三菱電機、台湾ITRI開発のCO2回収装置を用いて実証試験を開始

三菱電機(本社=東京都千代田区)は、財団法人工業技術研究院(台湾、ITRI)が開発したCO2回収装置を三菱電機の先端技術総合研究所(兵庫県尼崎市)に設置し、排ガスからCO2を回収する実証試験を6月9日に開始する。
三菱電機とITRIは、グリーンな社会への変革に向けた研究協力に関する基本協定を2024年4月に締結し、地球規模の課題である気候変動問題の解決に向け、CCU技術の研究開発に取り組んでいる。今回、ITRIが開発したCO2回収装置を先端技術総合研究所の蒸気発生ボイラーに接続し、蒸気発生ボイラーの排ガスに含まれるCO2を回収する。このCO2回収装置は「固体吸着方式」を採用しており、固体吸着材にCO2を吸着させた後に、固体吸着材を加熱してCO2を脱離することで回収し、次の工程(還元など)へ進む。

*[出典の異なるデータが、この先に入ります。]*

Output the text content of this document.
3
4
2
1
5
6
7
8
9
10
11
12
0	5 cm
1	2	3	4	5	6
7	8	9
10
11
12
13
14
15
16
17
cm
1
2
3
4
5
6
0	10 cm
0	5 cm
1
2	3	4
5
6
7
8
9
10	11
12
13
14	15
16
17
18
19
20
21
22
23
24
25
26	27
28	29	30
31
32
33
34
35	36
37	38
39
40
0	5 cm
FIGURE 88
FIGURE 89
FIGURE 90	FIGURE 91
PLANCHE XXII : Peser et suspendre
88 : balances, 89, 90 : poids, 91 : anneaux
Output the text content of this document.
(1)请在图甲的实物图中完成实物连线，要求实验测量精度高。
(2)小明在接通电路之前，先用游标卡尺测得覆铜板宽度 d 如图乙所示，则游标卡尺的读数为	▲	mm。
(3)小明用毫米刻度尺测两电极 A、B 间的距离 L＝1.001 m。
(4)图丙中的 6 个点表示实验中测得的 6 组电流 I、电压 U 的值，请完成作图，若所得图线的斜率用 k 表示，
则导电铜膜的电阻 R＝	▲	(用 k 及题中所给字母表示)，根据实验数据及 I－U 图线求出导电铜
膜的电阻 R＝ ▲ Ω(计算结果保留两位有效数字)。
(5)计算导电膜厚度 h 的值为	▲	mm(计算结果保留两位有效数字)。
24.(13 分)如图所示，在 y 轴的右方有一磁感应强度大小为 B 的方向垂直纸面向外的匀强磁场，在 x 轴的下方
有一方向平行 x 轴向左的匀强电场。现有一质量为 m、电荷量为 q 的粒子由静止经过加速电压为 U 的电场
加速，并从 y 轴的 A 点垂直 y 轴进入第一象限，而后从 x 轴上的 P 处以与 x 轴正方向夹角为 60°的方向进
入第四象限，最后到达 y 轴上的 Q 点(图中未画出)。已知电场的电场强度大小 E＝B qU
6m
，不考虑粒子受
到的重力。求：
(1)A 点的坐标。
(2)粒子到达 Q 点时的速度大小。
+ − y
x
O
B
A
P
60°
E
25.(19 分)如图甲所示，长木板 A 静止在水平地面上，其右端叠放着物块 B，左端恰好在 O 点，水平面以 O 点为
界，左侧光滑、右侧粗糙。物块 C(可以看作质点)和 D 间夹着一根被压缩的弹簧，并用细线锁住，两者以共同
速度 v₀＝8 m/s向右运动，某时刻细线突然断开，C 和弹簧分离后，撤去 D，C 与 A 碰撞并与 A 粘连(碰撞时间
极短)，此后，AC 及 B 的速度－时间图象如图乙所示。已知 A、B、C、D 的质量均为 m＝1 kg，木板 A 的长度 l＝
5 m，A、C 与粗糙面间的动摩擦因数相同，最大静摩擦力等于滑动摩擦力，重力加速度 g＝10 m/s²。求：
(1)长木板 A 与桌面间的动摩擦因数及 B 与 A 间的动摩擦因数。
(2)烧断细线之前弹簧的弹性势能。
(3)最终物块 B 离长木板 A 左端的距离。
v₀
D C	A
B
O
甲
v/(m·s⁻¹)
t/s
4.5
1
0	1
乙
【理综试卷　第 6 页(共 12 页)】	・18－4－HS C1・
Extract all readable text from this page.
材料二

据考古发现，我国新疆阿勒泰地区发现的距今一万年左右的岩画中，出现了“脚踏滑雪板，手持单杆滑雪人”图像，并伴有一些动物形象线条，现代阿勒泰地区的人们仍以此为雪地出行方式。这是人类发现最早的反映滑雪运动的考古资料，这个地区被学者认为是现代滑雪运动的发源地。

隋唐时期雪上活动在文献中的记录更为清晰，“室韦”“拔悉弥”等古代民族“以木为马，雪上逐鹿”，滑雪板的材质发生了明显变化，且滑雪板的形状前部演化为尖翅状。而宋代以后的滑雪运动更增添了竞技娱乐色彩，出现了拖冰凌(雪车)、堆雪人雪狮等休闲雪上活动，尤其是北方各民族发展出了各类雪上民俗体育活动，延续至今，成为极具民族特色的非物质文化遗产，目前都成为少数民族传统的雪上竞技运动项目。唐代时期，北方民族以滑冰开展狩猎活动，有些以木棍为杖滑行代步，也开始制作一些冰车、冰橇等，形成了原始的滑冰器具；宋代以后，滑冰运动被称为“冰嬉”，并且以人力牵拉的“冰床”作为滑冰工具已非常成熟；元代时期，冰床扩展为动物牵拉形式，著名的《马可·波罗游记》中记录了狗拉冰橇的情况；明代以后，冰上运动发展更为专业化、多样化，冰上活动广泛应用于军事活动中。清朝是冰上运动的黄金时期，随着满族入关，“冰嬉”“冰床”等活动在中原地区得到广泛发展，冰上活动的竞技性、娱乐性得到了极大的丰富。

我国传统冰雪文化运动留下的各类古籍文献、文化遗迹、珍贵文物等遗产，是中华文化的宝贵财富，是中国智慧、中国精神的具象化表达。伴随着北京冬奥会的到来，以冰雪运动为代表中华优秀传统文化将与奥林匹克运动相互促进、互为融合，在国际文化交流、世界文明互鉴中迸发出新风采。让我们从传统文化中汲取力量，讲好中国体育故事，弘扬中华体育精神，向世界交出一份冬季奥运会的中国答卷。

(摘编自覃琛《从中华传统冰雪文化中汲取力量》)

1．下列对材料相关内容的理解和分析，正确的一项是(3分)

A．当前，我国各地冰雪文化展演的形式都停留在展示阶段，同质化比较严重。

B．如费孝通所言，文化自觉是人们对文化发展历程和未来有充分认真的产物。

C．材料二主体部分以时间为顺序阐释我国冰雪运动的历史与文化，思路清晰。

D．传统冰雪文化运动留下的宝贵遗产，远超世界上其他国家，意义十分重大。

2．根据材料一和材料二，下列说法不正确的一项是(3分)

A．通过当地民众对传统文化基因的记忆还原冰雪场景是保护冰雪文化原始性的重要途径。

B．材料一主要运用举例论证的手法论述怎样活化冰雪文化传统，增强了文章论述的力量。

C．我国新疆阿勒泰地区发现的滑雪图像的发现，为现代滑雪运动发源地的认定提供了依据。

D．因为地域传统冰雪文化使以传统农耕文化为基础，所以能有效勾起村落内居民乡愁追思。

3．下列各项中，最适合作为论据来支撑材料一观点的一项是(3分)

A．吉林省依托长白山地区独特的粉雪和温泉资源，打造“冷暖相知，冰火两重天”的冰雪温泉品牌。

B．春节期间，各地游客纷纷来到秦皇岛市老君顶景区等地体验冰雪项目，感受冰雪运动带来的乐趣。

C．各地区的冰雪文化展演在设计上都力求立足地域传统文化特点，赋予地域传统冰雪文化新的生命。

排ガスからのCO2回収においては、従来、アミン系の水溶液などにCO2を吸収させる「液吸収方式」が用いられてきたが、CO2回収時の加熱エネルギーの多くが水溶液の蒸発に使用されてしまい、エネルギー損失が発生することが課題だった。今回採用した「固体吸着方式」では、蒸発によるエネルギー損失は発生せず、CO2回収に必要なエネルギーを低減できる。また、三菱電機が空調冷熱システムや産業システムなどの幅広い分野で長年培ってきた、高度なシステム設計・制御技術やエネルギーマネージメント技術を活かし、よりエネルギー効率の高いCO2回収技術の確立を目指していく。
三菱電機とITRIは、持続可能な未来を創るためにこの実証試験の成果を活用し、CO2の回収から利用まで一貫して実現するCCUシステムを早期に社会実装していくことを目指して研究開発を加速していく。さらに、三菱電機が取り組むE&Fソリューションと組み合わせて、カーボンニュートラルの実現に向けた工場などにおけるCO2排出量の削減にも取り組んでいく。三菱電機は今後も、社会課題解決と事業成長を同時に成し遂げる「トレード・オン」の活動を加速させ、サステナビリティの実現を目指していく。